Segundo os dados do Eurobarómetro relativos a novembro de 2017, a maioria dos europeus (87%) demonstra estar consciente para o impacto causado pelos plásticos descartáveis. E os portugueses encontram-se acima da média. Mais de 90% da população nacional admite essa preocupação.
Recolha seletiva aumentou
Graças ao serviço de recolha seletiva porta à porta, a Lipor, cuja área de intervenção conta com oito municípios do Grande Porto, conseguiu "aumentar em cerca de 14%" os números da recolha seletiva dos resíduos de plástico. Em 2017, eram recolhidas 21 toneladas por dia. Este ano, são 24. O que, segundo a empresa, significa que "mais de 830 toneladas de plástico" que iriam parar ao lixo indiferenciado seguiram, assim, "para a reciclagem". Dados que colocam estes oito municípios "ao nível dos melhores países europeus", assegura a empresa, que salienta a importância da "participação da população" no que toca à separação dos resíduos.
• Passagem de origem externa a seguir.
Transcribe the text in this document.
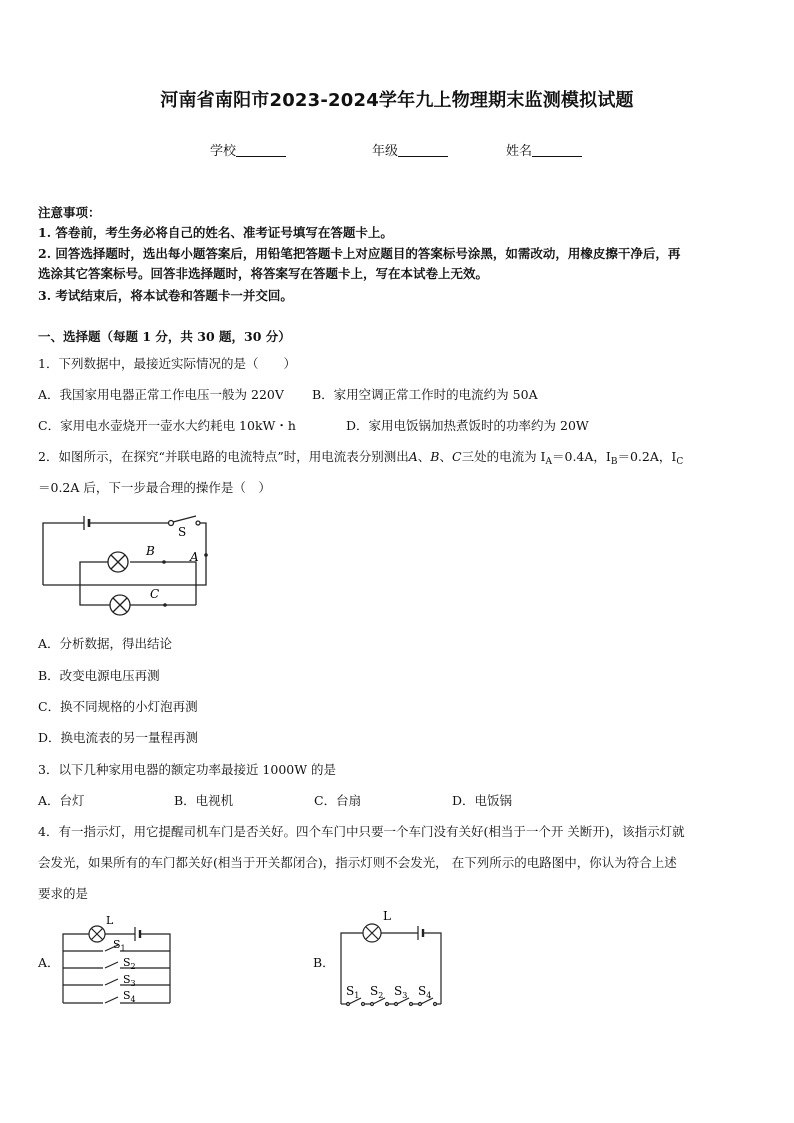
河南省南阳市2023-2024学年九上物理期末监测模拟试题
学校	年级	姓名
注意事项：
1. 答卷前，考生务必将自己的姓名、准考证号填写在答题卡上。
2. 回答选择题时，选出每小题答案后，用铅笔把答题卡上对应题目的答案标号涂黑，如需改动，用橡皮擦干净后，再
选涂其它答案标号。回答非选择题时，将答案写在答题卡上，写在本试卷上无效。
3. 考试结束后，将本试卷和答题卡一并交回。
一、选择题（每题 1 分，共 30 题，30 分）
1．下列数据中，最接近实际情况的是（　　）
A．我国家用电器正常工作电压一般为 220V B．家用空调正常工作时的电流约为 50A
C．家用电水壶烧开一壶水大约耗电 10kW・h	D．家用电饭锅加热煮饭时的功率约为 20W
2．如图所示，在探究“并联电路的电流特点”时，用电流表分别测出A、B、C三处的电流为 $I_A=0.4A$，$I_B=0.2A$，$I_C$
＝0.2A 后，下一步最合理的操作是（　）
S
B	A
C
A．分析数据，得出结论
B．改变电源电压再测
C．换不同规格的小灯泡再测
D．换电流表的另一量程再测
3．以下几种家用电器的额定功率最接近 1000W 的是
A．台灯	B．电视机	C．台扇	D．电饭锅
4．有一指示灯，用它提醒司机车门是否关好。四个车门中只要一个车门没有关好(相当于一个开 关断开)，该指示灯就
会发光，如果所有的车门都关好(相当于开关都闭合)，指示灯则不会发光， 在下列所示的电路图中，你认为符合上述
要求的是
A．
L
$S_1$
$S_2$
$S_3$
$S_4$
B．
L
$S_1$ $S_2$ $S_3$ $S_4$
Segundo a Agência Portuguesa do Ambiente (APA), a ameaça do plástico deve-se ao facto de se tratar de um material "largamente disponível, de baixo custo, persistente e frequentemente tóxico", que pode causar "efeitos adversos no ambiente" e constituir "um problema de saúde pública". Por isso, a APA está "a acompanhar os trabalhos de discussão" de uma "diretiva apresentada pela Comissão Europeia", que visa a redução do impacto deste tipo de produtos. Medidas que passam, por exemplo, pela substituição dos produtos descartáveis por materiais alternativos, "reutilizáveis, biodegradáveis e compostáveis".
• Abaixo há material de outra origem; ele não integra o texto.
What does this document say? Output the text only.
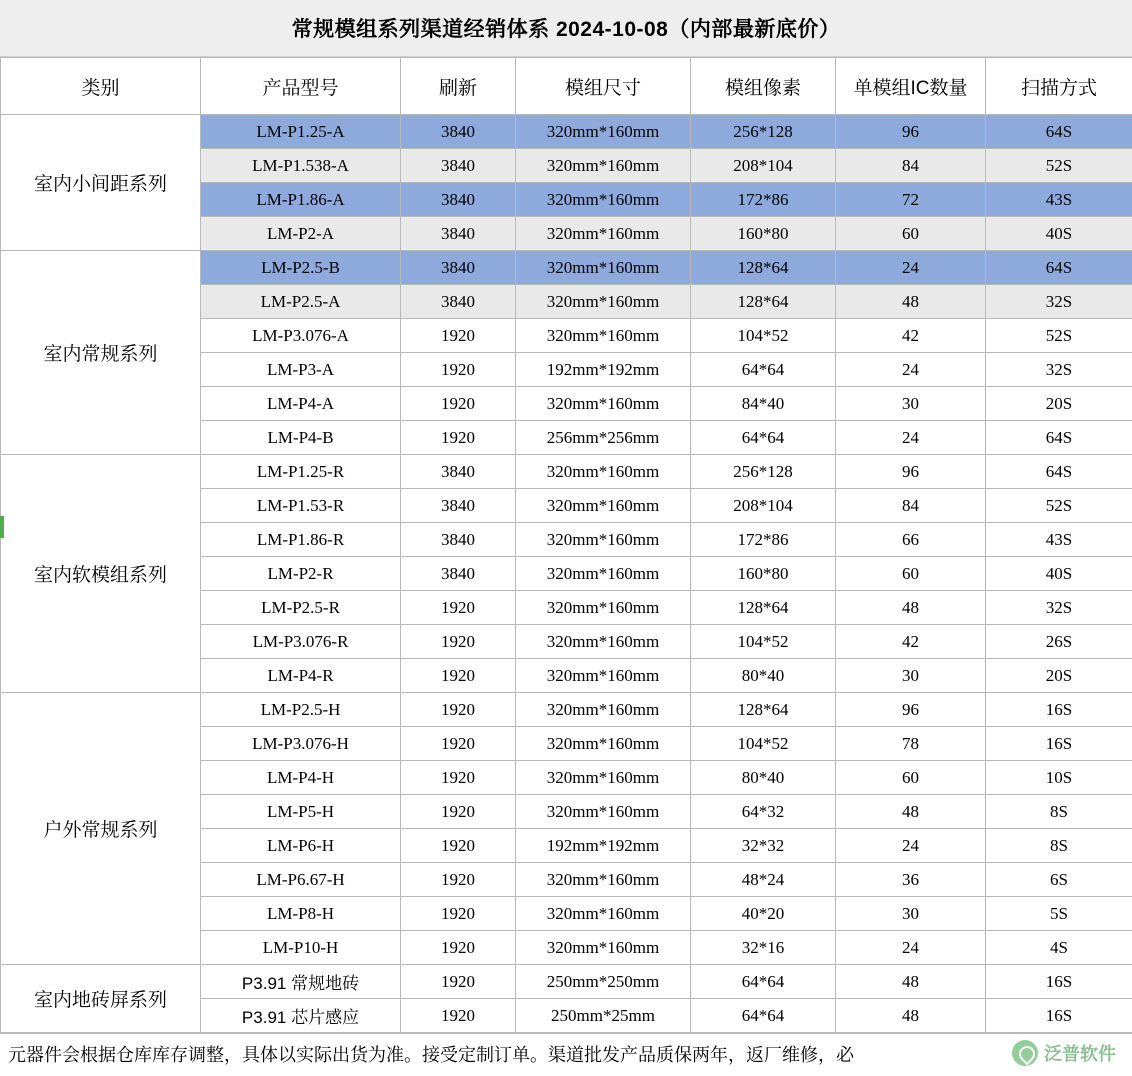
常规模组系列渠道经销体系 2024-10-08（内部最新底价）
类别	产品型号	刷新	模组尺寸	模组像素	单模组IC数量	扫描方式
室内小间距系列	LM-P1.25-A	3840	320mm*160mm	256*128	96	64S
	LM-P1.538-A	3840	320mm*160mm	208*104	84	52S
	LM-P1.86-A	3840	320mm*160mm	172*86	72	43S
	LM-P2-A	3840	320mm*160mm	160*80	60	40S
室内常规系列	LM-P2.5-B	3840	320mm*160mm	128*64	24	64S
	LM-P2.5-A	3840	320mm*160mm	128*64	48	32S
	LM-P3.076-A	1920	320mm*160mm	104*52	42	52S
	LM-P3-A	1920	192mm*192mm	64*64	24	32S
	LM-P4-A	1920	320mm*160mm	84*40	30	20S
	LM-P4-B	1920	256mm*256mm	64*64	24	64S
室内软模组系列	LM-P1.25-R	3840	320mm*160mm	256*128	96	64S
	LM-P1.53-R	3840	320mm*160mm	208*104	84	52S
	LM-P1.86-R	3840	320mm*160mm	172*86	66	43S
	LM-P2-R	3840	320mm*160mm	160*80	60	40S
	LM-P2.5-R	1920	320mm*160mm	128*64	48	32S
	LM-P3.076-R	1920	320mm*160mm	104*52	42	26S
	LM-P4-R	1920	320mm*160mm	80*40	30	20S
户外常规系列	LM-P2.5-H	1920	320mm*160mm	128*64	96	16S
	LM-P3.076-H	1920	320mm*160mm	104*52	78	16S
	LM-P4-H	1920	320mm*160mm	80*40	60	10S
	LM-P5-H	1920	320mm*160mm	64*32	48	8S
	LM-P6-H	1920	192mm*192mm	32*32	24	8S
	LM-P6.67-H	1920	320mm*160mm	48*24	36	6S
	LM-P8-H	1920	320mm*160mm	40*20	30	5S
	LM-P10-H	1920	320mm*160mm	32*16	24	4S
室内地砖屏系列	P3.91 常规地砖	1920	250mm*250mm	64*64	48	16S
	P3.91 芯片感应	1920	250mm*25mm	64*64	48	16S
元器件会根据仓库库存调整，具体以实际出货为准。接受定制订单。渠道批发产品质保两年，返厂维修，必	泛普软件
Este é um caminho que tem sido feito apostando na sensibilização dos cidadãos e com recurso aos chamados sistemas de incentivos fiscais. Como é o caso, por exemplo, da taxa aplicada, desde 2015, à compra dos sacos de plástico leves. Segundo a APA, essa foi uma medida que "teve o efeito desejado de redução da quantidade" deste tipo de sacos e, desde aí, notou-se uma "preferência dos consumidores" para "soluções ambientais mais sustentáveis", como os sacos reutilizáveis.
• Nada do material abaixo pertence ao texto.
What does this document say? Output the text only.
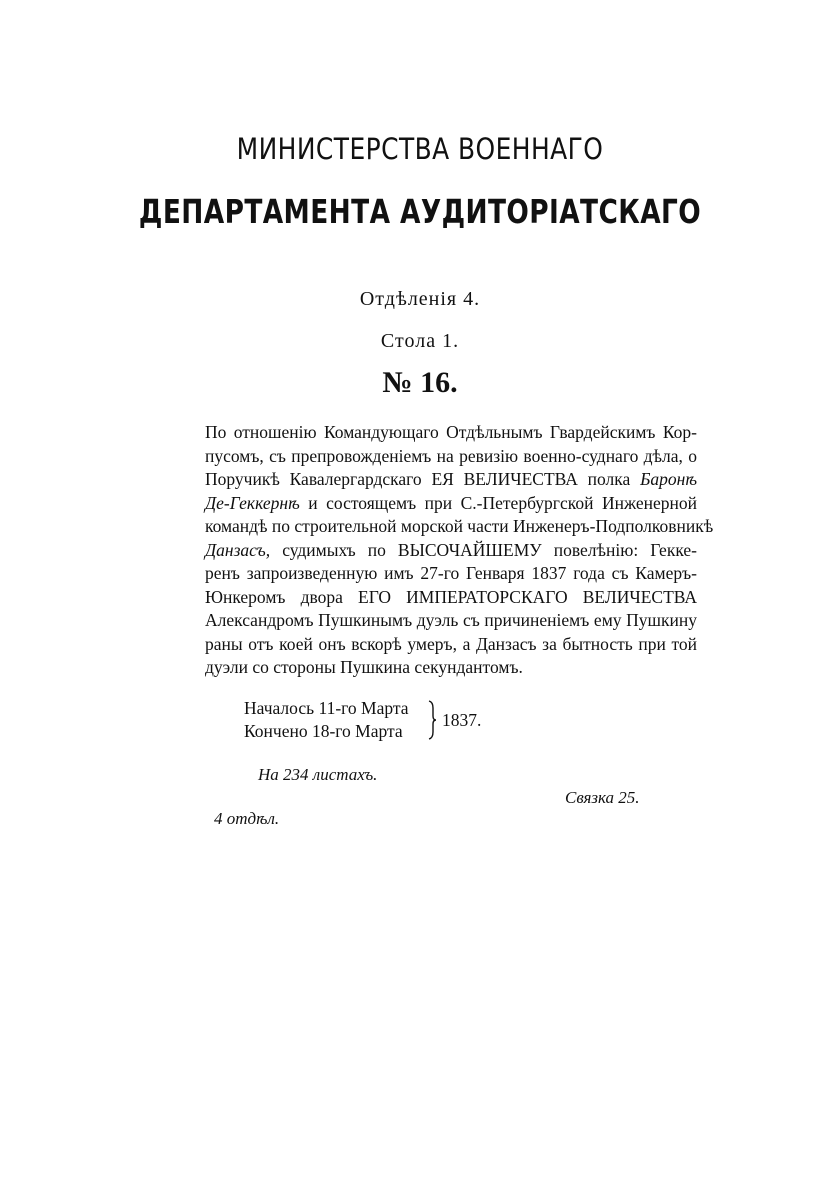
МИНИСТЕРСТВА ВОЕННАГО
ДЕПАРТАМЕНТА АУДИТОРІАТСКАГО
Отдѣленія 4.
Стола 1.
№ 16.
По отношенію Командующаго Отдѣльнымъ Гвардейскимъ Кор-
пусомъ, съ препровожденіемъ на ревизію военно-суднаго дѣла, о
Поручикѣ Кавалергардскаго ЕЯ ВЕЛИЧЕСТВА полка Баронѣ
Де-Геккернѣ и состоящемъ при С.-Петербургской Инженерной
командѣ по строительной морской части Инженеръ-Подполковникѣ
Данзасъ, судимыхъ по ВЫСОЧАЙШЕМУ повелѣнію: Гекке-
ренъ запроизведенную имъ 27-го Генваря 1837 года съ Камеръ-
Юнкеромъ двора ЕГО ИМПЕРАТОРСКАГО ВЕЛИЧЕСТВА
Александромъ Пушкинымъ дуэль съ причиненіемъ ему Пушкину
раны отъ коей онъ вскорѣ умеръ, а Данзасъ за бытность при той
дуэли со стороны Пушкина секундантомъ.
Началось 11-го Марта
Кончено 18-го Марта
1837.
На 234 листахъ.
Связка 25.
4 отдѣл.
Onde vive muita gente, há um maior consumo dos recursos e materiais. E, quando o assunto é a quantidade de resíduos descartáveis que todos os dias vai parar ao fundo dos oceanos, a realidade é assustadora: oito milhões de toneladas de plástico. Se nada for feito, em 2050 o cenário será caótico, como lembrou o secretário-geral da ONU, António Guterres, na cimeira do G7, que decorreu em junho, no Canadá.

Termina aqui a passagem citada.